De 1975 a 1979, o regime comunista do Khmer Vermelho no Camboja matou ou deixo morrer de fome quase uma quarta parte da população do país. O Khmer Vermelho recebeu amplo auxílio técnico e material da China, apesar do fato de que 200 mil chineses-cambojanos foram assassinados.
Em 1979, as forças vietnamitas atacaram e derrubaram o Khmer Vermelho. Em resposta, a China lançou uma invasão de curta duração ao Vietnã, também um Estado comunista, mas no campo ideológico da União Soviética, para puni-lo por derrubar um aliado de Pequim.
Negociantes de armas patrocinados pelo Estado
Em novembro de 2015, uma fonte que trabalhou como engenheiro-geral numa empresa estatal chinesa de defesa deu uma entrevista à rádio Som da Esperança (Sound of Hope), uma emissora independente chinesa no estrangeiro, descrevendo como uma combinação de corrupção e apoio do Partido Comunista Chinês facilitaram negócios de armas ilícitas entre fornecedores chineses e grupos rebeldes estrangeiros.
“Tomemos a Somália como exemplo; o Partido [Comunista Chinês] tem uma embaixada lá”, disse a fonte, cuja identidade não foi revelada por razões de segurança. “Eles sabem quais forças são do governo e quem são os rebeldes e fazem negócios com os chefes [militantes]. Quando os chefes precisam de algo, a embaixada descobre e relata o assunto ao Ministério das Relações Exteriores, que informa o Ministério da Defesa e este por sua vez contata com as empresas exportadoras.”
A maneira como o equipamento é entregue depende do cliente. No caso dos rebeldes ou piratas somalis, o Partido Comunista Chinês optará por uma transação em alto mar. A Frota do Sul da Marinha da China enviará navios para transportar os bens, porque “a Frota do Sul pode usar essa oportunidade para expandir sua influência no Mar do Sul da China, bem como nos oceanos indo-pacíficos, e também porque as águas internacionais são locais convenientes para fazer o comércio.”
A fonte também descreveu como empresas chinesas enviariam armas pela fronteira chinesa com o Afeganistão para serem vendidas a militantes.
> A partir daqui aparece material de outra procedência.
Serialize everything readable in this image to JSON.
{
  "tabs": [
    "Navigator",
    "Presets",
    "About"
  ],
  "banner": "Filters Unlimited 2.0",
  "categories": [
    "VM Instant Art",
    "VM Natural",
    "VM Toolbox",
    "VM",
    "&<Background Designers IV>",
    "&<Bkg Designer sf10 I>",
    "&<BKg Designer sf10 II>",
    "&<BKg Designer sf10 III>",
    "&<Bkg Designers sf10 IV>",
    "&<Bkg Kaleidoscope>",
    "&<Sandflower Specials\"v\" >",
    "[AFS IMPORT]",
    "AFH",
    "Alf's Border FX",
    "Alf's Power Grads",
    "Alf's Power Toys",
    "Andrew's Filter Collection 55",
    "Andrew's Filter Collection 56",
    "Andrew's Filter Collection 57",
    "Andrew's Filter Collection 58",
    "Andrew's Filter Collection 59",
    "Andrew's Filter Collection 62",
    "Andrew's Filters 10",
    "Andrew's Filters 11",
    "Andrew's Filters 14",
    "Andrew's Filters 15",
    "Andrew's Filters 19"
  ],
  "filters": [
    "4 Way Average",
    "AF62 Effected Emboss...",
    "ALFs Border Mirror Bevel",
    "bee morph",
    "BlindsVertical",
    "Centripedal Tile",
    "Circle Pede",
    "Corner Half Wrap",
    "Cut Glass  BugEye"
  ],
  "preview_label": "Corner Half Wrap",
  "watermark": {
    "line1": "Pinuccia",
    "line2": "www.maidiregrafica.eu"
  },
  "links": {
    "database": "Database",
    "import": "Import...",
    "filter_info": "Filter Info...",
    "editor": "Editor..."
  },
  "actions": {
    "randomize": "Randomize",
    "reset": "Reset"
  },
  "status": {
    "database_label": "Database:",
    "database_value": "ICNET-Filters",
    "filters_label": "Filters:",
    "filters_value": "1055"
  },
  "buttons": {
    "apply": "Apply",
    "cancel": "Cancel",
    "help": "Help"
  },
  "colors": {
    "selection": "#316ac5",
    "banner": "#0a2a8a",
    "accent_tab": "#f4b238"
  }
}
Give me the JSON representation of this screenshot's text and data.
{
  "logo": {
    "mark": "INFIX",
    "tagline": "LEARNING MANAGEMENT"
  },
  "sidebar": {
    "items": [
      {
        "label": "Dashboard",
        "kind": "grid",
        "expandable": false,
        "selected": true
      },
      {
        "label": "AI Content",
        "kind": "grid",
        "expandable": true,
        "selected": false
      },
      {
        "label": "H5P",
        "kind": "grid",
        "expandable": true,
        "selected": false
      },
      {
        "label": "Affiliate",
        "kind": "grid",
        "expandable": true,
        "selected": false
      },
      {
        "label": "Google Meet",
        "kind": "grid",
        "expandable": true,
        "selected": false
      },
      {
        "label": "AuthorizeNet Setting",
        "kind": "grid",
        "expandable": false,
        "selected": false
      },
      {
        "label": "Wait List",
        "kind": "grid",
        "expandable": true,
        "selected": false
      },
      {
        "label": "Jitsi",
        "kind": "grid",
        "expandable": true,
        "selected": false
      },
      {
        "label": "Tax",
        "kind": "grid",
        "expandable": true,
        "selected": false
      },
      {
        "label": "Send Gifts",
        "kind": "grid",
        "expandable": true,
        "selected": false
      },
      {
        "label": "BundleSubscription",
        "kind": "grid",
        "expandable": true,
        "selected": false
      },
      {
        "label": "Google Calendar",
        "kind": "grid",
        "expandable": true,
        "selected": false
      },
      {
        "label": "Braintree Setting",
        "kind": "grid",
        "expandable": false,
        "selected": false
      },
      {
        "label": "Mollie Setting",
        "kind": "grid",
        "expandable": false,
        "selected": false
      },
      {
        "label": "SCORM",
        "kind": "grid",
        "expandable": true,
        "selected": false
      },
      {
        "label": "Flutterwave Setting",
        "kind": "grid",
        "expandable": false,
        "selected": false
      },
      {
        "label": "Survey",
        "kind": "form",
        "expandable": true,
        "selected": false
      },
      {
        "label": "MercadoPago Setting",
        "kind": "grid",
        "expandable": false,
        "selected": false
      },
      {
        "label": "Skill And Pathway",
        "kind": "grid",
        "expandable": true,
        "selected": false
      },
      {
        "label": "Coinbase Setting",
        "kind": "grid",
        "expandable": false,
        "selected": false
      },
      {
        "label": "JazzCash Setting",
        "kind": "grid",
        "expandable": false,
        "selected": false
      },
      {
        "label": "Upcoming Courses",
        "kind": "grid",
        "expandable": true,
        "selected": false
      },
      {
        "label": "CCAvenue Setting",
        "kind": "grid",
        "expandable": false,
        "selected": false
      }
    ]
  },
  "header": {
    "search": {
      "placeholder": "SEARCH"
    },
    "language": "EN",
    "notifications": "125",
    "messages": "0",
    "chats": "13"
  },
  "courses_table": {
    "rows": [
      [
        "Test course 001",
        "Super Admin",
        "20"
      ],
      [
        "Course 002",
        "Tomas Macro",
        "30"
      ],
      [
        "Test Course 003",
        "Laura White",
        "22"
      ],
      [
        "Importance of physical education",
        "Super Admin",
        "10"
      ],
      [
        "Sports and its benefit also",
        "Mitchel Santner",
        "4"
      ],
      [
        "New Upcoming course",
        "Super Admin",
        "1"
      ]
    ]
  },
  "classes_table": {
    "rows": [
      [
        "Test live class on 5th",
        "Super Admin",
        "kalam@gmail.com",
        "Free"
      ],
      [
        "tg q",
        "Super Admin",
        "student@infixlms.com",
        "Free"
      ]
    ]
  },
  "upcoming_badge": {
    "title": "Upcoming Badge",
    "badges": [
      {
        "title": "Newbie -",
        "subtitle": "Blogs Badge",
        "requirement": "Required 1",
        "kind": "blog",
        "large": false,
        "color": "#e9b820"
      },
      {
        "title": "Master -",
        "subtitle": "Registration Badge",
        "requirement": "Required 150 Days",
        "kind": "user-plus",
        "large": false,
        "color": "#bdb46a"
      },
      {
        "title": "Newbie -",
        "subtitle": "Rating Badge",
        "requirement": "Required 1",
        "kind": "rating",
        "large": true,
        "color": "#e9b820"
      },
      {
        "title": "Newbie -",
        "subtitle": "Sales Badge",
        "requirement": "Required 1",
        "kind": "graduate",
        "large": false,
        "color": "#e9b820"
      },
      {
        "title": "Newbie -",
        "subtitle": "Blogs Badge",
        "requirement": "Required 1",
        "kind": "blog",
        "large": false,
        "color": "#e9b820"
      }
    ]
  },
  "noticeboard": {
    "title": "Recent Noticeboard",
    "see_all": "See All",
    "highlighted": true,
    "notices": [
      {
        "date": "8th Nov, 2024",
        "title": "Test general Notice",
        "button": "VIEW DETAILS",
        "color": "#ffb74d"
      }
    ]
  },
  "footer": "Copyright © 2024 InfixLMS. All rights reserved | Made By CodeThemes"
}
As sentinelas da fronteira chinesa receberiam ordens antecipadamente das autoridades mais altas do Partido Comunista Chinês para permitirem que os transportes possam passar.
O dinheiro obtido nessas transações é remetido para contas bancárias offshore controladas por oficiais militares chineses. “Este dinheiro não vai para as contas da região militar [chinesa]”, disse a fonte, “mas será mantido pelo CEO da empresa de exportação, digamos, numa conta com o HSBC. Apenas alguns generais sabem para onde foi o dinheiro.”